MANKATO, Minn. -- Minnesota Vikings coach Mike Zimmer's Thursday statement that Matt Cassel was the No. 1 quarterback entering training camp didn't mean he was declaring Cassel the team's opening day starter, and Cassel didn't take it as that kind of a pronouncement -- not after an nine-year career when he has come into camp as the unquestioned starting quarterback only four times.
He'll have to win a training camp competition with Teddy Bridgewater and Christian Ponder this season to start on Sept. 7 against the St. Louis Rams, and Cassel said on Friday that he's ready to fight for the job. After the conclusion of the Vikings' training camp in June, Cassel again spent part of his summer in Southern California working out with Tom House, the former Texas Rangers pitching coach who now makes his living working with quarterbacks as well as young baseball players. House, who also has counted Drew Brees, Tom Brady, Joe Flacco, Alex Smith and Carson Palmer among his clients, worked with Cassel for a second time this summer after former Kansas City Chiefs quarterbacks coach Jim Zorn pointed Cassel in House's direction several years ago.
"Coach Zorn sold it more, because he talked about Brees coming back from [shoulder] rehab, and Flacco going there," Cassel said. "As athletes, we're always looking for an edge or a place to get better in certain areas. It was a way for us to go and kind of learn more about biomechanics and throwing, as well as shoulder strengthening exercises, [with] which he does some unique things."
It's typically pitchers, not quarterbacks, who get detailed feedback about their mechanics; House, who was Nolan Ryan's pitching coach in Texas, has expanded that study to football players as he gets requests from quarterbacks.

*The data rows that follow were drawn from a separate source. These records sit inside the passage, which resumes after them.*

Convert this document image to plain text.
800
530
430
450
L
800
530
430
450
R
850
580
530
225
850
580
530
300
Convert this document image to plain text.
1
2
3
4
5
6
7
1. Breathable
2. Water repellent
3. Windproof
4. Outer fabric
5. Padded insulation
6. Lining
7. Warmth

"It was kind of fun and interesting to learn about it from a scientific standpoint," Cassel said. "You can't overthink it -- you've been throwing a ball since you were however old -- but it was interesting to hear about that and be able to understand what's going on between your legs, your upper body and all that stuff. Some of it gets reinforced in drills, and some of it's scientific stuff; he talks through readings, shows you diagrams at that kind of stuff. It's very interesting."
Cassel will begin camp taking many of the first-team snaps, and if Bridgewater isn't ready to assume the starting role by September, it stands to reason Cassel will have the job to start the regular season. He has spent most of his career with a well-defined spot in the pecking order as he starts camp; this year might represent the first truly open competition Cassel's had for the top job. After beginning his career as Brady's backup, however, Cassel said he has learned not to assume anything.
"I think throughout my entire career coming in as a seventh-round draft pick, your mentality is always you have to go out and compete for your job every year, let alone the spot that you’re going to be in the rotation," Cassel said. "So, for me that mentality has never changed and you come out, you compete and you work hard, and you try to get better each and every day and go from there.”